Prototyping the TRIPS Scalable Distributed Processing System

Stephen W. Keckler and Doug Burger
University of Texas at Austin

The TRIPS system is a prototype multiprocessor computer designed to demonstrate a dataflow-oriented instruction set architecture and a distributed, scalable, and networked microarchitecture. At the heart of the system is the TRIPS chip, a 170 million transistor custom ASIC implemented in a 130nm process technology. The TRIPS chip is composed of 2 processors, 1 MB of on-chip memory, 2 DRAM controllers, 2 DMA controllers, and a custom 4-port inter-chip router. Each processor can run up to 4 threads simultaneously, execute 16 instructions per cycle and perform 4 memory accesses per cycle, producing a peak theoretical performance of 5.9 GFlops at 366MHz. Processors are composed of 30 individual tiles that interact only through distributed microarchitecture protocols across processor-level data and control networks. Likewise, the on-chip memory system is composed of 16 tiles and can be configured as a static non-uniform cache (NUCA) of different sizes and interleavings. A chip-level interconnection network connects the processors, memory tiles and controllers, and extends gluelessly to neighboring chips using the inter-chip router.

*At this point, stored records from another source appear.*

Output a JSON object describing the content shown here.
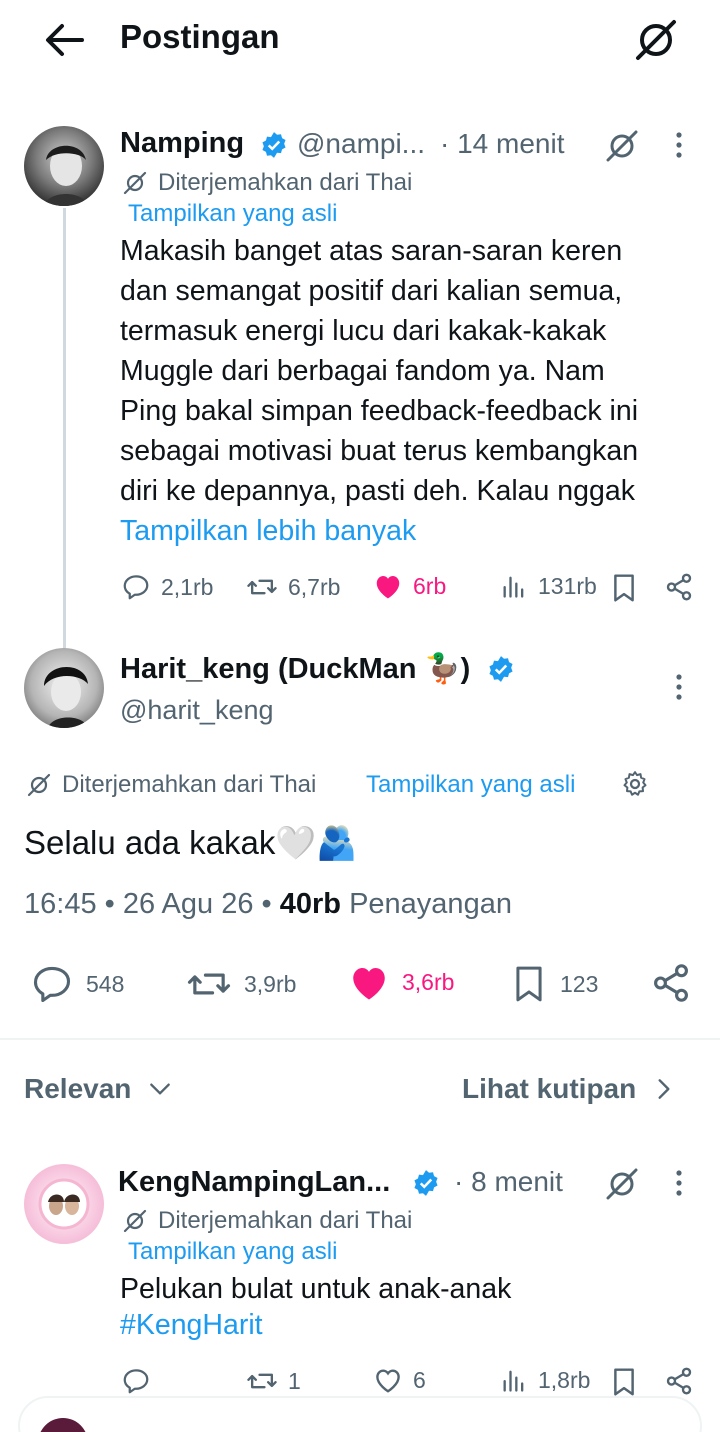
{
  "header": {
    "title": "Postingan"
  },
  "tweet1": {
    "name": "Namping",
    "handle": "@nampi...",
    "time": "· 14 menit",
    "translated": "Diterjemahkan dari Thai",
    "show_original": "Tampilkan yang asli",
    "lines": [
      "Makasih banget atas saran-saran keren",
      "dan semangat positif dari kalian semua,",
      "termasuk energi lucu dari kakak-kakak",
      "Muggle dari berbagai fandom ya. Nam",
      "Ping bakal simpan feedback-feedback ini",
      "sebagai motivasi buat terus kembangkan",
      "diri ke depannya, pasti deh. Kalau nggak"
    ],
    "show_more": "Tampilkan lebih banyak",
    "replies": "2,1rb",
    "reposts": "6,7rb",
    "likes": "6rb",
    "views": "131rb"
  },
  "main": {
    "name": "Harit_keng (DuckMan 🦆)",
    "handle": "@harit_keng",
    "translated": "Diterjemahkan dari Thai",
    "show_original": "Tampilkan yang asli",
    "text": "Selalu ada kakak🤍🫂",
    "time": "16:45 • 26 Agu 26 •",
    "views_count": "40rb",
    "views_label": "Penayangan",
    "replies": "548",
    "reposts": "3,9rb",
    "likes": "3,6rb",
    "bookmarks": "123"
  },
  "sort": {
    "label": "Relevan",
    "quotes": "Lihat kutipan"
  },
  "reply1": {
    "name": "KengNampingLan...",
    "time": "· 8 menit",
    "translated": "Diterjemahkan dari Thai",
    "show_original": "Tampilkan yang asli",
    "text": "Pelukan bulat untuk anak-anak",
    "hashtag": "#KengHarit",
    "replies": "",
    "reposts": "1",
    "likes": "6",
    "views": "1,8rb"
  },
  "colors": {
    "blue": "#1d9bf0",
    "pink": "#f91880",
    "text": "#0f1419",
    "muted": "#536471"
  }
}
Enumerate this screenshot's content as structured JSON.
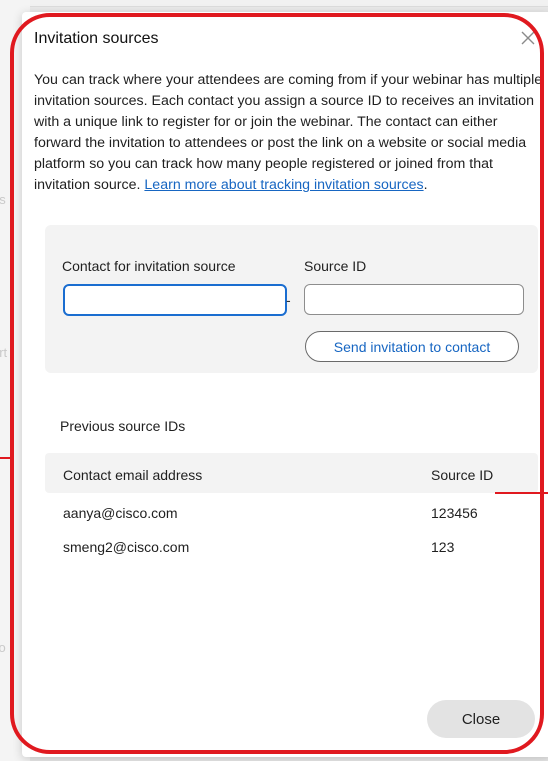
{
  "background": {
    "faded_labels": [
      "es",
      "ort",
      "co"
    ]
  },
  "dialog": {
    "title": "Invitation sources",
    "close_icon": "close-icon",
    "description_text": "You can track where your attendees are coming from if your webinar has multiple invitation sources. Each contact you assign a source ID to receives an invitation with a unique link to register for or join the webinar. The contact can either forward the invitation to attendees or post the link on a website or social media platform so you can track how many people registered or joined from that invitation source.",
    "learn_more_link": "Learn more about tracking invitation sources",
    "learn_more_suffix": "."
  },
  "form": {
    "contact_label": "Contact for invitation source",
    "contact_value": "",
    "separator": "-",
    "source_id_label": "Source ID",
    "source_id_value": "",
    "send_button": "Send invitation to contact"
  },
  "previous": {
    "title": "Previous source IDs",
    "columns": [
      "Contact email address",
      "Source ID"
    ],
    "rows": [
      {
        "email": "aanya@cisco.com",
        "source_id": "123456"
      },
      {
        "email": "smeng2@cisco.com",
        "source_id": "123"
      }
    ]
  },
  "footer": {
    "close_button": "Close"
  },
  "colors": {
    "annotation": "#e0191f",
    "link": "#1766c2",
    "focus_border": "#1a6dd0",
    "panel_bg": "#f3f3f3"
  }
}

The TRIPS system design places four TRIPS chips, each with 2 GB of DRAM, on a motherboard and enables up to 8 motherboards to be connected into a single distributed multicore multiprocessor with a peak performance of 375 GFlops. TRIPS hardware has been up and running in the lab since January, 2007 and to date we have discoved no hardware bugs. In this talk, we will briefly describe the TRIPS architecture and detail the design of the TRIPS hardware and low-level software. We will also provide insight into the design and verification complexities as well as some of our more interesting experiences in constructing the prototype.